A case for relative differentiated services and the proportional differentiation model

Internet applications and users have very diverse quality of service expectations, making the same-service-to-all model of the current Internet inadequate and limiting. There is a widespread consensus today that the Internet architecture has to extended with service differentiation mechanisms so that certain users and applications can get better service than others at a higher cost. One approach, referred to as absolute differentiated services, is based on sophisticated admission control and resource reservation mechanisms in order to provide guarantees or statistical assurances for absolute performance measures, such as a minimum service rate or maximum end-to-end delay. Another approach, which is simpler in terms of implementation, deployment, and network manageability, is to offer relative differentiated services between a small number of service classes.

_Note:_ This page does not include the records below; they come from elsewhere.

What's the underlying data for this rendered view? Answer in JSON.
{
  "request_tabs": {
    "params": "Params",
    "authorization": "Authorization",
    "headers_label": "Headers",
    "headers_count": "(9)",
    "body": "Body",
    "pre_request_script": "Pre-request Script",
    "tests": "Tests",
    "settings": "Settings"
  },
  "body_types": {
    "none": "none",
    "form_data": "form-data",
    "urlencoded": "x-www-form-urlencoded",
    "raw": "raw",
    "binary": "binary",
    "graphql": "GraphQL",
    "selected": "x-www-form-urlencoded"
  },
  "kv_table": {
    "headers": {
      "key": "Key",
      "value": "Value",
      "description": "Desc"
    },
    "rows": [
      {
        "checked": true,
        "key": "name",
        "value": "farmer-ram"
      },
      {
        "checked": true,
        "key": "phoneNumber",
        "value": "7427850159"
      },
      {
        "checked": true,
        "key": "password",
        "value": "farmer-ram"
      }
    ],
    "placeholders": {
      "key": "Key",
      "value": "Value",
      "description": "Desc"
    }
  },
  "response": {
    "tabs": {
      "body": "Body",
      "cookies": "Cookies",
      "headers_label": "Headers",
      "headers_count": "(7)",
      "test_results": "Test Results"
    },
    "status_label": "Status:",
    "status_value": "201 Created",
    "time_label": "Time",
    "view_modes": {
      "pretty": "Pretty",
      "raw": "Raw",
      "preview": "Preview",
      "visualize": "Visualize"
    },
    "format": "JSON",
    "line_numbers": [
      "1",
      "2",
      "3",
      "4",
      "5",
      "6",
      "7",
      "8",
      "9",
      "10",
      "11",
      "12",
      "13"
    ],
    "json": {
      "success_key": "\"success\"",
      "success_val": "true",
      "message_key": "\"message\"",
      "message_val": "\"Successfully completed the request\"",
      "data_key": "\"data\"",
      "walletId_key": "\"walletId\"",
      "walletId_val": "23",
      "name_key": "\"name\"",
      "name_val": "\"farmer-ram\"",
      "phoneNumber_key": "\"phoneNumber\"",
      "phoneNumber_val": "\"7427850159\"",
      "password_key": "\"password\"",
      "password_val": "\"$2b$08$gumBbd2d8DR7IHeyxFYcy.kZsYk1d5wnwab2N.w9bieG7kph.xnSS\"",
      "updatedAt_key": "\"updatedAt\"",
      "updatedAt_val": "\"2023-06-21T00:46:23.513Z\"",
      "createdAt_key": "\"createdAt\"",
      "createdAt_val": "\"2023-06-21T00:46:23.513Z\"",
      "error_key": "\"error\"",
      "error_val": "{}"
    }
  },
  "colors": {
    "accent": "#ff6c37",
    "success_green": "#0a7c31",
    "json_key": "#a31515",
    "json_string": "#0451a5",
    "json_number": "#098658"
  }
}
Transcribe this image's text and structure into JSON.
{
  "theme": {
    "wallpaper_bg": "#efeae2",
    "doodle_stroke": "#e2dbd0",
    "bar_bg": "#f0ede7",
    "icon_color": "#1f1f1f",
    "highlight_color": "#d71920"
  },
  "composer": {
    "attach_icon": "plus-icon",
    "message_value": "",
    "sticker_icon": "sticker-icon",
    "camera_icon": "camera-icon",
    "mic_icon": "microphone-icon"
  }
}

These classes are ordered based on their packet forwarding quality, in terms of per-hop metrics for the queuing delays and packet losses, giving the assurance that higher classes are better than lower classes. The applications and users, in this context, can dynamically select the class that best meets their quality and pricing constraints, without a priori guarantees for the actual performance level of each class. The relative differentiation approach can be further refined and quantified using the proportional differentiation model. This model aims to provide the network operator with the "tuning knobs" for adjusting the quality spacing between classes, independent of the class loads. When this spacing is feasible in short timescales, it can lead to predictable and controllable class differentiation, which ore two important features for any relative differentiation model. The proportional differentiation model can be approximated in practice with simple forwarding mechanisms (packet scheduling and buffer management) that we describe.